Plus, it generates deleterious strategic choices as well. Ones which everyone should both recognize and take advantage of in appropriate cases.
Under the "Shaun" rule (i.e., where you recover fees if successful), if you're a defendant in a SLAPP case, you've got an incentive to file your anti-SLAPP motion and make all the applicable (and true) arguments as to why plaintiff's lawsuit will and should be dismissed. If you win, you get your fees.
But under the Court of Appeal's rule, if you want your fees, you're often better off omitting from part two of the test your argument that the court lacks jurisdiction. Instead, just argue the merits. That way, if you win, you get your fees. Rather than simply a jurisdictional dismissal in which (according to the Court of Appeal's holding) the trial court's precluded from awarding fees as a matter of law. And if you lose the anti-SLAPP motion, well, you can always appeal. As well as subsequently raise any jurisdictional objections based on lack of subject matter jurisdiction. Since those aren't waived.
That makes strategic sense for a party. But no sense for a court. We want to know if there's jurisdiction. We don't want parties sandbagging objections and preserving them for later merely because of some crazy principle that precludes the normally available recovery of fees whenever a party also identifies the fact that the court lacks jurisdiction. Again: Doesn't make sense.
So those are my thoughts. Ones that were sufficiently strong that I thought that the Court of Appeal was crazy to hold otherwise.
I still hold to my beliefs about the merits. But as I sometimes do, I gave my wife -- who's incredibly smart (and also a law professor who teaches Civil Procedure) -- a factual hypothetical that raised this issue and that did not indicate which way I felt about it. Her initial reaction was the same one as the Court of Appeal.
Mind you, I think I prevailed in the resulting argument (er, I mean, "discussion") about whether her initial impression was right. But the fact that she was initially inclined towards the Court of Appeal's view at least made me realize that the Court of Appeal wasn't crazy. Apparently someone rational can have at least that same initial sense as well. Or at least someone (like my wife) with a legal education from a seriously deficient law school.
So I remain steadfast in my belief that the Court of Appeal got this one wrong. In a case that may make quite a big deal. Because anti-SLAPP motions are pretty darn common. And this opinion creates a huge incentive not to make even entirely appropriate (and correct) jurisdictional objections as part of that motion.
Unfortunately, it doesn't make economic sense for the State Bar to file a petition for review with the California Supreme Court. Since the fee award they lose out on here is for all of a whopping $2,575.04.
But I still hope they do. Because as both a doctrinal and policy matter, I think the Court of Appeal's holding is pretty bad.

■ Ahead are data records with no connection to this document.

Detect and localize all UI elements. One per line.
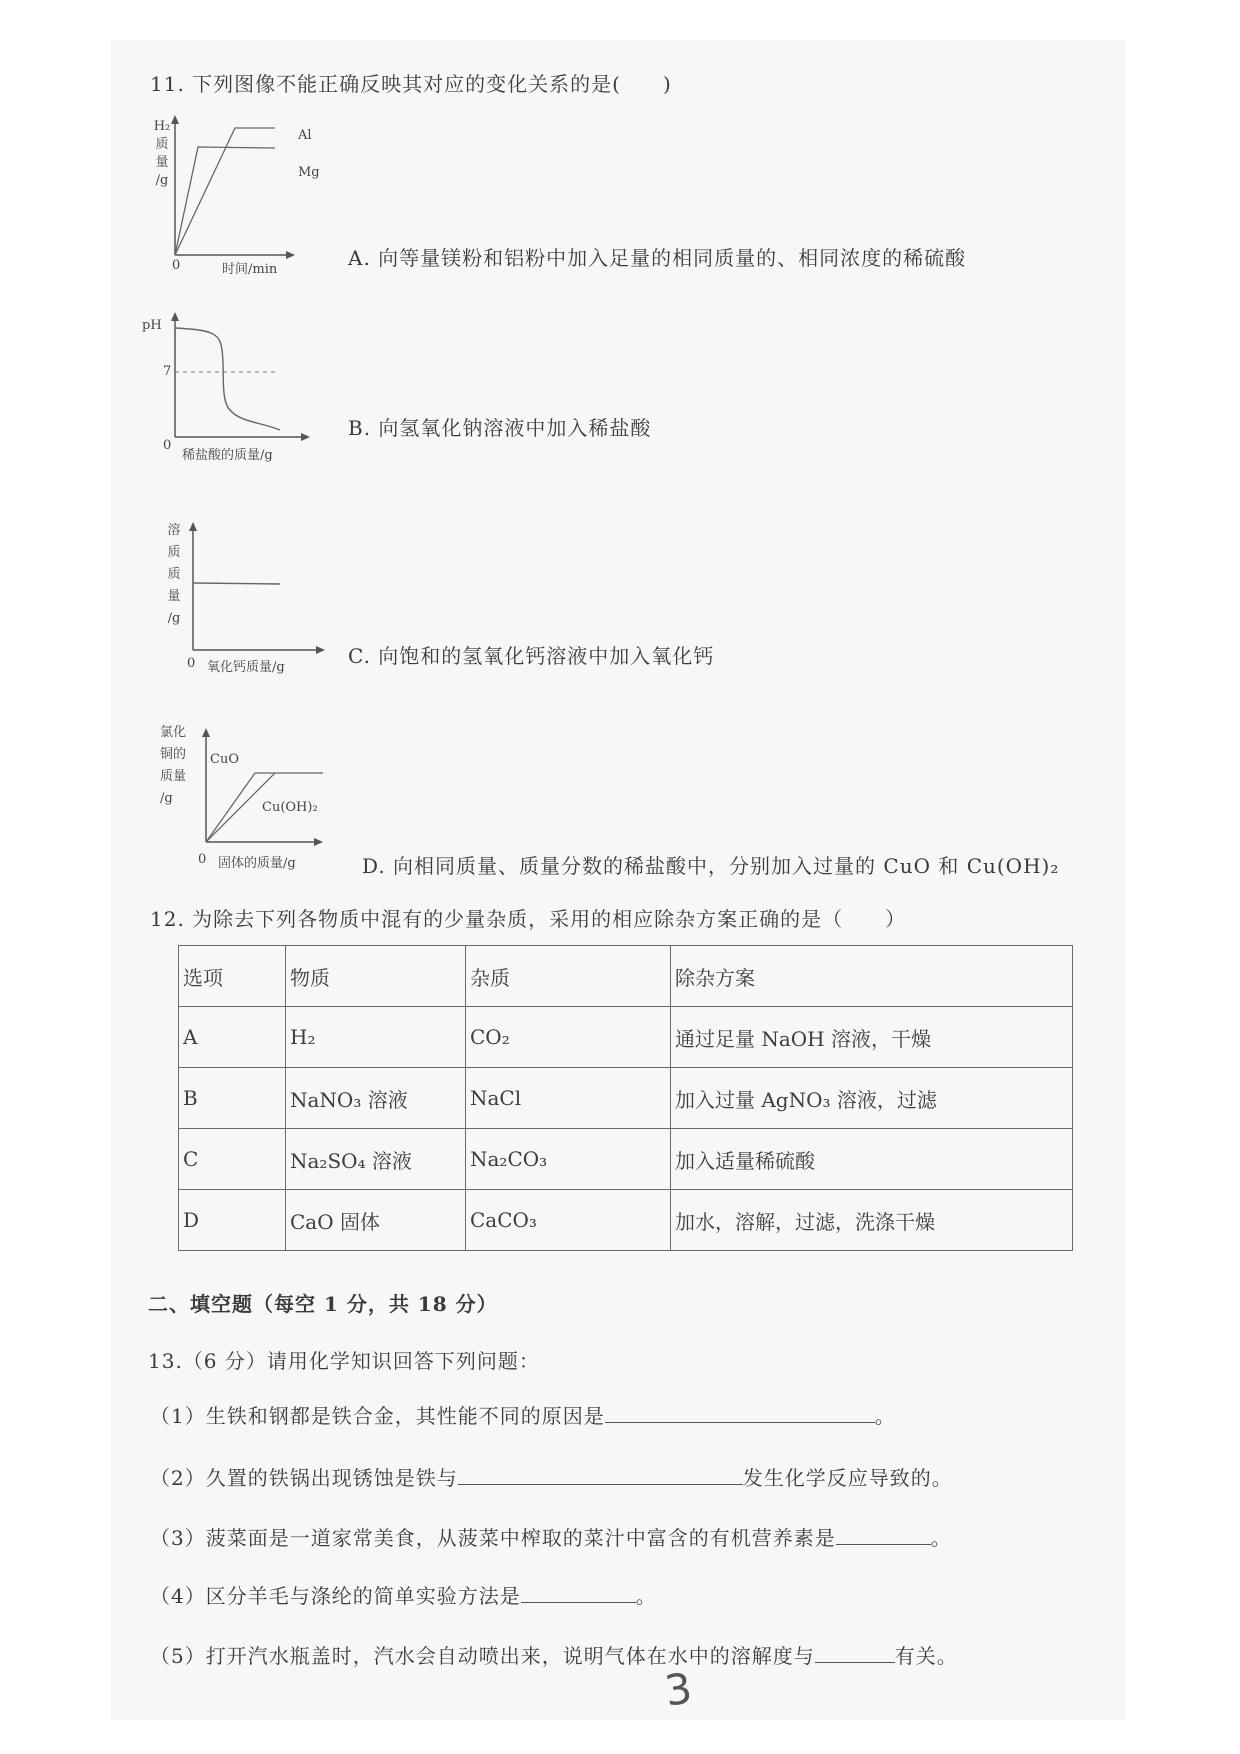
- series-label-mg: Mg: [298, 165, 320, 180]
- q13-item-3: （3）菠菜面是一道家常美食，从菠菜中榨取的菜汁中富含的有机营养素是 。: [150, 1526, 952, 1550]
- question-12-title: 12. 为除去下列各物质中混有的少量杂质，采用的相应除杂方案正确的是（ ）: [150, 907, 907, 931]
- cell-method: 加入适量稀硫酸: [671, 1129, 1073, 1190]
- q13-item-4: （4）区分羊毛与涤纶的简单实验方法是 。: [150, 1584, 657, 1608]
- option-d-text: D. 向相同质量、质量分数的稀盐酸中，分别加入过量的 CuO 和 Cu(OH)₂: [362, 854, 1060, 878]
- graph-d-y-label: 氯化 铜的 质量 /g: [160, 725, 187, 806]
- graph-d-origin: 0: [198, 852, 207, 867]
- graph-b-origin: 0: [163, 438, 172, 453]
- q13-item-5: （5）打开汽水瓶盖时，汽水会自动喷出来，说明气体在水中的溶解度与 有关。: [150, 1644, 958, 1668]
- option-c-text: C. 向饱和的氢氧化钙溶液中加入氧化钙: [348, 644, 715, 668]
- table-header-row: [179, 946, 1073, 1007]
- graph-b-y-label: pH: [142, 318, 162, 333]
- graph-c-x-label: 氧化钙质量/g: [207, 660, 285, 675]
- impurity-removal-table: [178, 945, 1073, 1251]
- answer-blank-1[interactable]: [605, 1402, 875, 1423]
- cell-option: B: [179, 1068, 286, 1129]
- option-a-text: A. 向等量镁粉和铝粉中加入足量的相同质量的、相同浓度的稀硫酸: [348, 246, 967, 270]
- section-2-heading: 二、填空题（每空 1 分，共 18 分）: [148, 1292, 498, 1316]
- table-row: [179, 1190, 1073, 1251]
- graph-d-x-label: 固体的质量/g: [218, 856, 296, 871]
- graph-c-y-label: 溶 质 质 量 /g: [167, 523, 181, 626]
- option-b-text: B. 向氢氧化钠溶液中加入稀盐酸: [348, 416, 652, 440]
- graph-d-plot: [203, 725, 363, 855]
- question-13-title: 13.（6 分）请用化学知识回答下列问题：: [148, 1349, 540, 1373]
- graph-a-x-label: 时间/min: [222, 262, 278, 277]
- graph-b-plot: [170, 310, 330, 450]
- cell-substance: NaNO₃ 溶液: [286, 1068, 466, 1129]
- header-method: 除杂方案: [671, 946, 1073, 1007]
- answer-blank-5[interactable]: [815, 1642, 895, 1663]
- graph-c-plot: [190, 520, 350, 660]
- cell-impurity: CO₂: [466, 1007, 671, 1068]
- table-row: [179, 1007, 1073, 1068]
- cell-substance: Na₂SO₄ 溶液: [286, 1129, 466, 1190]
- cell-impurity: Na₂CO₃: [466, 1129, 671, 1190]
- graph-a-origin: 0: [172, 258, 181, 273]
- series-label-cuoh2: Cu(OH)₂: [262, 800, 318, 815]
- q13-item-1: （1）生铁和钢都是铁合金，其性能不同的原因是 。: [150, 1404, 896, 1428]
- header-substance: 物质: [286, 946, 466, 1007]
- table-row: [179, 1068, 1073, 1129]
- answer-blank-4[interactable]: [521, 1582, 636, 1603]
- graph-b-y-tick-7: 7: [163, 364, 172, 379]
- cell-substance: CaO 固体: [286, 1190, 466, 1251]
- header-impurity: 杂质: [466, 946, 671, 1007]
- answer-blank-3[interactable]: [836, 1524, 931, 1545]
- cell-method: 通过足量 NaOH 溶液，干燥: [671, 1007, 1073, 1068]
- q13-item-2: （2）久置的铁锅出现锈蚀是铁与 发生化学反应导致的。: [150, 1466, 953, 1490]
- series-label-al: Al: [298, 128, 312, 143]
- cell-option: C: [179, 1129, 286, 1190]
- cell-impurity: NaCl: [466, 1068, 671, 1129]
- answer-blank-2[interactable]: [458, 1464, 743, 1485]
- series-label-cuo: CuO: [210, 752, 239, 767]
- question-11-title: 11. 下列图像不能正确反映其对应的变化关系的是( ): [150, 72, 672, 96]
- table-row: [179, 1129, 1073, 1190]
- cell-impurity: CaCO₃: [466, 1190, 671, 1251]
- graph-c-origin: 0: [187, 656, 196, 671]
- cell-option: D: [179, 1190, 286, 1251]
- cell-substance: H₂: [286, 1007, 466, 1068]
- handwritten-page-number: 3: [661, 1663, 696, 1716]
- header-option: 选项: [179, 946, 286, 1007]
- cell-method: 加水，溶解，过滤，洗涤干燥: [671, 1190, 1073, 1251]
- cell-method: 加入过量 AgNO₃ 溶液，过滤: [671, 1068, 1073, 1129]
- cell-option: A: [179, 1007, 286, 1068]
- graph-b-x-label: 稀盐酸的质量/g: [182, 448, 273, 463]
- graph-a-y-label: H₂ 质 量 /g: [153, 119, 171, 188]
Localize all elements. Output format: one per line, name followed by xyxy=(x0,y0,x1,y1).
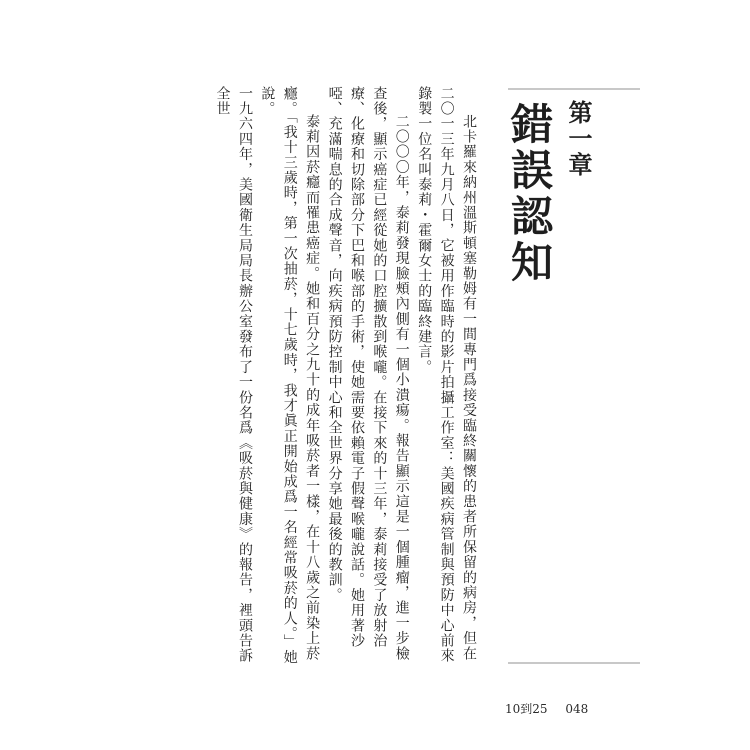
chapter-title: 錯誤認知 xyxy=(505,102,554,286)
chapter-bottom-rule xyxy=(508,662,640,664)
paragraph-1: 北卡羅來納州溫斯頓塞勒姆有一間專門爲接受臨終關懷的患者所保留的病房，但在二〇一三年九月八日，它被用作臨時的影片拍攝工作室：美國疾病管制與預防中心前來錄製一位名叫泰莉・霍爾女士的臨終建言。 xyxy=(416,86,477,664)
book-title: 10到25 xyxy=(505,702,548,716)
paragraph-3: 泰莉因菸癮而罹患癌症。她和百分之九十的成年吸菸者一樣，在十八歲之前染上菸癮。「我十三歲時，第一次抽菸，十七歲時，我才眞正開始成爲一名經常吸菸的人。」她說。 xyxy=(259,86,321,665)
chapter-number: 第一章 xyxy=(564,100,593,178)
page-number: 048 xyxy=(565,702,589,716)
chapter-top-rule xyxy=(508,88,640,90)
body-text xyxy=(190,86,480,672)
page-footer xyxy=(505,700,588,717)
paragraph-4: 一九六四年，美國衛生局局長辦公室發布了一份名爲《吸菸與健康》的報告，裡頭告訴全世 xyxy=(214,86,253,664)
paragraph-2: 二〇〇〇年，泰莉發現臉頰內側有一個小潰瘍。報告顯示這是一個腫瘤，進一步檢查後，顯示癌症已經從她的口腔擴散到喉嚨。在接下來的十三年，泰莉接受了放射治療、化療和切除部分下巴和喉部的手術，使她需要依賴電子假聲喉嚨說話。她用著沙啞、充滿喘息的合成聲音，向疾病預防控制中心和全世界分享她最後的教訓。 xyxy=(326,86,410,662)
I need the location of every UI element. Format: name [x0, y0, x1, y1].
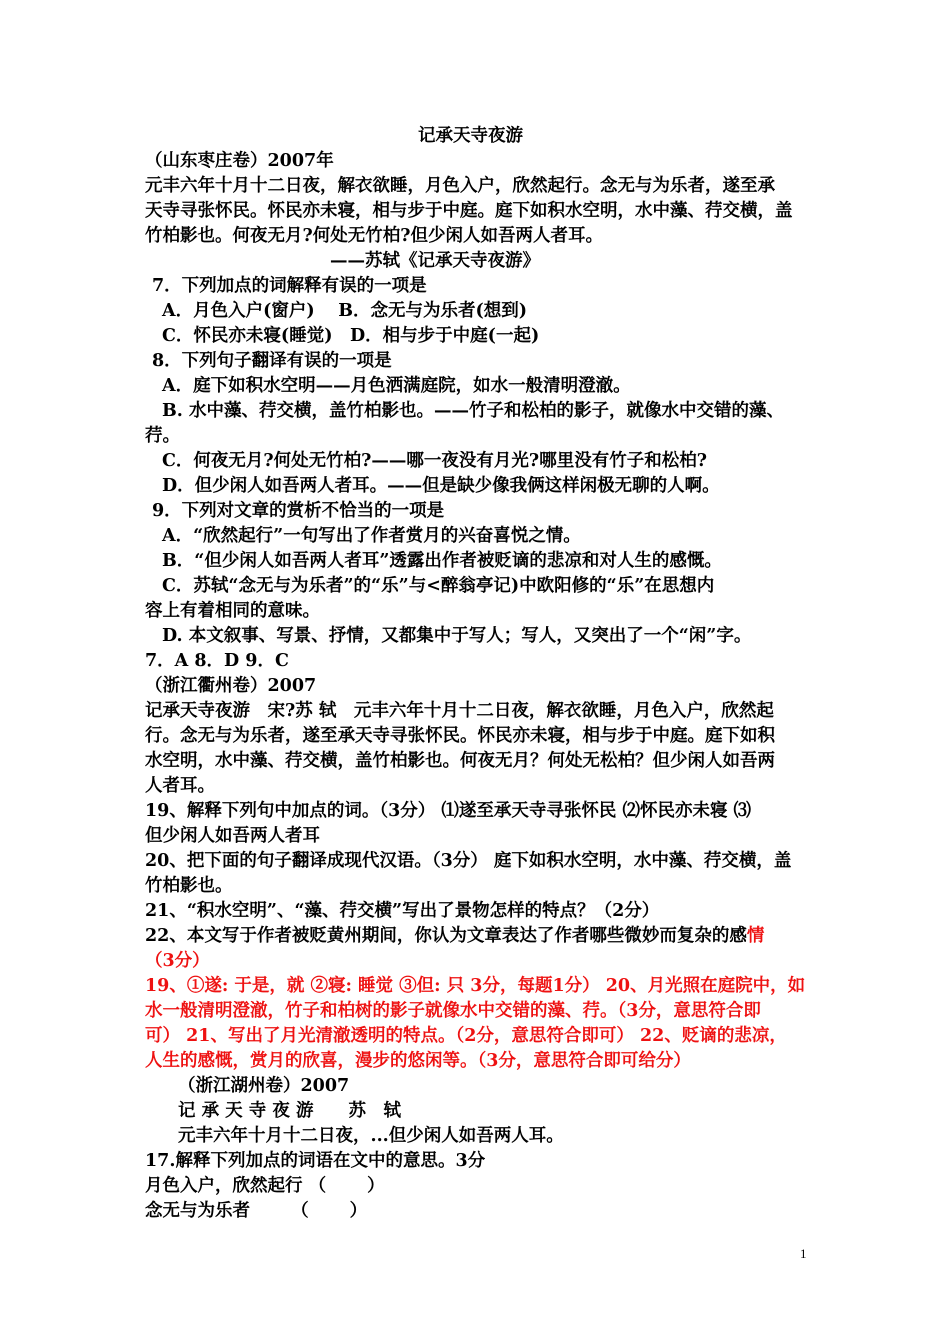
question-9-option-c: C．苏轼“念无与为乐者”的“乐”与<醉翁亭记)中欧阳修的“乐”在思想内: [162, 576, 715, 596]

This may also be one of those exceptionally rare cases where the right thing to do is simply to depublish the opinion. I care not about getting $2500 from Patricia Barry. Even assuming she'd ever actually pay it. I care much more about the resulting legal principle. As long as that goes away, I'm pretty much fine. She gets off easy, but at least no bad (and controlling) holding that binds future trial courts.
But for now, at least, the decision stands.